Sozinho na multidão
Aquele homem passeia na cidade, como se tivesse um objetivo diário, um lugar onde chegar, alguém à espera. Mas, na verdade, continua sozinho, ninguém lhe diz bom dia ou convida para um café.
Sozinho, no meio das pessoas, a solidão aperta.
Viver só pesa, quando faltam os laços de apoio, os abraços de afeto, as ajudas solidárias e a certeza de ter alguém a quem chamar, quando é necessário.
Mas, viver só pode ser uma escolha.
Há cada vez mais jovens, entre os 30 e os 40 anos que opta por viver sozinho, investindo na carreira e numa vida afetiva não comprometida. Muitos outros, mais velhos, encontraram numa vida solitária, afastados do ruído da cidade ou do convívio intenso, as condições necessárias para a sua produção artística ou literária.
Há por isso uma diferença entre estar só, sentir-se só ou viver sozinho.
Apesar de em todos os casos haver menos contacto com outros, o certo é que a solidão só pesa, quando se perde o reconhecimento dos outros e se deixa de sentir o afeto de uma rede de amigos, vizinhos e, sobretudo, dos familiares.
Em geral, esta situação pesa mais com o avançar da idade. Vão desparecendo os amigos de infância, perdem-se os companheiros de uma vida e os filhos ou netos vivem longe, embrenhados nas suas vidas ativas. E estas ausências geram mais do que saudade, são um enorme vazio que retira eco às paredes da casa, cala o telefone e torna a caixa do correio um objeto sem utilização.
Para alguns, restam os amigos das redes sociais. Mas, nestes casos, são todos simpáticos, não há contraditório e nem chegam a incomodar. Quando isso acontece, é só apagar, clicar numa tecla e acaba-se a conversa ou a troca de mensagens.
Os amigos, os convivas, que podem quebrar a solidão, nem sempre são simpáticos ou concordam connosco. Mas isso é sinal que estamos vivos. Amor, amizade e tristeza são ingredientes da vida. Querer evitar algum, é enterrar-se numa vida sem cor, nem som.
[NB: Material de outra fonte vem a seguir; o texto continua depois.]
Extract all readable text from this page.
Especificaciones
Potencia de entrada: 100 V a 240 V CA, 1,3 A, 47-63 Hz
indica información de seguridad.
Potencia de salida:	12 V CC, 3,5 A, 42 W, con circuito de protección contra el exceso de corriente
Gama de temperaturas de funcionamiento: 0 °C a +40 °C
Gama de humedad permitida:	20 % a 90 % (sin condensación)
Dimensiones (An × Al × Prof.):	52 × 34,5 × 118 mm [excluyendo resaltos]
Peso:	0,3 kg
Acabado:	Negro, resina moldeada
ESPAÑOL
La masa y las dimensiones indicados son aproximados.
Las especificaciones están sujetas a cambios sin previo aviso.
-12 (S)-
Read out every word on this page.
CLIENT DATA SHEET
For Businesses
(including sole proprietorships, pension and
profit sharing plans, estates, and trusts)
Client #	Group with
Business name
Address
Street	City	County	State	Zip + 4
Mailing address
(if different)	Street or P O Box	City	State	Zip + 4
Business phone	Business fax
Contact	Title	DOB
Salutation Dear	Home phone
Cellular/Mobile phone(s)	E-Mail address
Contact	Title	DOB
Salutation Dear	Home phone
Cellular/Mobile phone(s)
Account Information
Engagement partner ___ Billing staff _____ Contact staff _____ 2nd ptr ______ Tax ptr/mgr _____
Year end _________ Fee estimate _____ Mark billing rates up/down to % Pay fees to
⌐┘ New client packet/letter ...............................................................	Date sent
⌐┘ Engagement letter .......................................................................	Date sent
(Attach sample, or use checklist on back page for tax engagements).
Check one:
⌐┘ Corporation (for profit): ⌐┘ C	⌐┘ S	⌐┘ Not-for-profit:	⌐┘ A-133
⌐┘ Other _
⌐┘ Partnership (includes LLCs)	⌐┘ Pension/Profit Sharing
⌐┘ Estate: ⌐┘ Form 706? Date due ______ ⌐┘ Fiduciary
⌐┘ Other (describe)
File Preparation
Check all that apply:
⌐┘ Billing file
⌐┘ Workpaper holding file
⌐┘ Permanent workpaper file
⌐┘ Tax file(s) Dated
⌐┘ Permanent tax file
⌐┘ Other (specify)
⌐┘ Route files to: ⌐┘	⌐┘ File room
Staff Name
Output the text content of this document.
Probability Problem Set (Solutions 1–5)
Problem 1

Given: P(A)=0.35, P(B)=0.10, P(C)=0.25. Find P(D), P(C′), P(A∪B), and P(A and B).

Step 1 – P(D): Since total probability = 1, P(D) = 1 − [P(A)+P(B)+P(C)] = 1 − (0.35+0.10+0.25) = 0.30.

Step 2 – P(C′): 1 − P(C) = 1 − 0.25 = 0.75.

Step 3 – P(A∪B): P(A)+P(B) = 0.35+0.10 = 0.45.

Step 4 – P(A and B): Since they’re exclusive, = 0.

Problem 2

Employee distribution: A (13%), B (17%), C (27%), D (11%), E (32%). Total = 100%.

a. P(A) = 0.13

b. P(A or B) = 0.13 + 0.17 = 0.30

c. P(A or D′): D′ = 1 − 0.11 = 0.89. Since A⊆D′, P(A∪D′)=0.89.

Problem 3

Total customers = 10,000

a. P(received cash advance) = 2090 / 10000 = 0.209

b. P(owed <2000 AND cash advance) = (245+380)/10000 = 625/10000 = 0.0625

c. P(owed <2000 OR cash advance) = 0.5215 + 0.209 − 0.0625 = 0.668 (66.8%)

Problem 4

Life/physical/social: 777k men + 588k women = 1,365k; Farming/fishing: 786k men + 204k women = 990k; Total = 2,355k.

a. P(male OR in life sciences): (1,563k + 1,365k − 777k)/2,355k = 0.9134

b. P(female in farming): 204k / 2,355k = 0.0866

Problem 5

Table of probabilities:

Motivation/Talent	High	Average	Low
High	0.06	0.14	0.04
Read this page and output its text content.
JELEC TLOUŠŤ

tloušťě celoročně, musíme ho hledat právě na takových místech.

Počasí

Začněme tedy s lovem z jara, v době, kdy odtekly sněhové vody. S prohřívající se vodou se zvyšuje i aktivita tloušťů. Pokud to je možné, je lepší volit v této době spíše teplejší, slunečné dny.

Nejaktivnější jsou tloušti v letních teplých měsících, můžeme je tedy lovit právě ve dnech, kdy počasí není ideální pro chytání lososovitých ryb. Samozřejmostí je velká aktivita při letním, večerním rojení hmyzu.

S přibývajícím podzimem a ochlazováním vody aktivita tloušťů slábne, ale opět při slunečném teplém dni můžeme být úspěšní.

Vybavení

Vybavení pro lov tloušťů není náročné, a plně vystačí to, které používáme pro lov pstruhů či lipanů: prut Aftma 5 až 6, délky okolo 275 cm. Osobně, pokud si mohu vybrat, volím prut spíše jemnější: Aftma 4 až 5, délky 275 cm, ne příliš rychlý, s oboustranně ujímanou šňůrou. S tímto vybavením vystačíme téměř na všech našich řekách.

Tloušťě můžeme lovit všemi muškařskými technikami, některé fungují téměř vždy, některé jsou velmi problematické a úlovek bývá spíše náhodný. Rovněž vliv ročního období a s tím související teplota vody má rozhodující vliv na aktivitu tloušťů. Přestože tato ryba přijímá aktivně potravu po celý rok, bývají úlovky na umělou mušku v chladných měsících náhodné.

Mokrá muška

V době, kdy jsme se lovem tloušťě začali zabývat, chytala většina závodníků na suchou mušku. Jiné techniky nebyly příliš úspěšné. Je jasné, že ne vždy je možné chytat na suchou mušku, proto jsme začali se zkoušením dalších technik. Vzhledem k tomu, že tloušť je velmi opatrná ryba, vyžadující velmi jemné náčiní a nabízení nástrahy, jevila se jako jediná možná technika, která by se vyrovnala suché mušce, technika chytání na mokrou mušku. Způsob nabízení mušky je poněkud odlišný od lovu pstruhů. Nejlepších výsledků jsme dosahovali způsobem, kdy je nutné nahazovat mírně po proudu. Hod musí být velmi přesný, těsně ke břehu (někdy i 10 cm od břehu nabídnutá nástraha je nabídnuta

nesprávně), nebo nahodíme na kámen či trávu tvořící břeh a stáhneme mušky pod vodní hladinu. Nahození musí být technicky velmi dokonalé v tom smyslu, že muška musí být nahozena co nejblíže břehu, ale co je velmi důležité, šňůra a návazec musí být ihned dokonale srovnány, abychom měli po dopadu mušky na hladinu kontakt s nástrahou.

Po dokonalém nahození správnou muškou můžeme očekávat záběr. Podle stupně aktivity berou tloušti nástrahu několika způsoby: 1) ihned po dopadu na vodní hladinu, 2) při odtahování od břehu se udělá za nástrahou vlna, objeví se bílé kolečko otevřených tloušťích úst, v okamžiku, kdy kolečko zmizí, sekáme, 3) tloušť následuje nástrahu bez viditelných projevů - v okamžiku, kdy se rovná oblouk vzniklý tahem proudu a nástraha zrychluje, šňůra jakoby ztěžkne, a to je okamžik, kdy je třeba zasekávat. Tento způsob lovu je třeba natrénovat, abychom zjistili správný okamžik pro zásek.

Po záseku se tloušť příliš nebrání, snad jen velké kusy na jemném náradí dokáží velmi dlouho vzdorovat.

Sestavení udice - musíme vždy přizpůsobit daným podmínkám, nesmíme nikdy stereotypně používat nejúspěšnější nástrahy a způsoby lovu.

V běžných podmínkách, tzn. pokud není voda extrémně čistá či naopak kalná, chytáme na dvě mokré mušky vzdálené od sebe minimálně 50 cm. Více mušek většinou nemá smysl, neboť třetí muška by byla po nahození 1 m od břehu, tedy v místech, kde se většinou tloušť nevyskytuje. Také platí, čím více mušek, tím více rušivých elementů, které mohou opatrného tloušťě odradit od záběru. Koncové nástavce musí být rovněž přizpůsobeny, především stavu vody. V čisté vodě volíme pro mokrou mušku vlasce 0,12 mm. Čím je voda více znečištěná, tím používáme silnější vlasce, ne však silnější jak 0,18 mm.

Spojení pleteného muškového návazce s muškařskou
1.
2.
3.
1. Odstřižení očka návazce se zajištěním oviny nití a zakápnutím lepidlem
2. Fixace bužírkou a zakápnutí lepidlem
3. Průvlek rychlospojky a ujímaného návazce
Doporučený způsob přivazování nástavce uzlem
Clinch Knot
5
Podemos passar sem ter a casa cheia, mas iremos sempre ter falta de contacto, conversa, troca de ideias e sentimentos; precisamos de chorar com a dor do outro e rir das suas alegrias, festejar os sucessos e, por ventura, rezar para que ultrapasse as suas dificuldades. Mas, para estarmos em sintonia com o mundo, temos de o sentir.
Nem que seja fazendo festas ao gato, que se enrola nas pernas quando caminhamos, ou olhando o pássaro que nos saúda do cimo da árvore.
Para "enganar" ou "entreter" a solidão temos de sair do isolamento emocional, onde por vezes nos refugiamos por achar que o mundo é pouco interessante, as pessoas mudaram, os jovens de hoje são incompreensíveis ou "está tudo perdido!".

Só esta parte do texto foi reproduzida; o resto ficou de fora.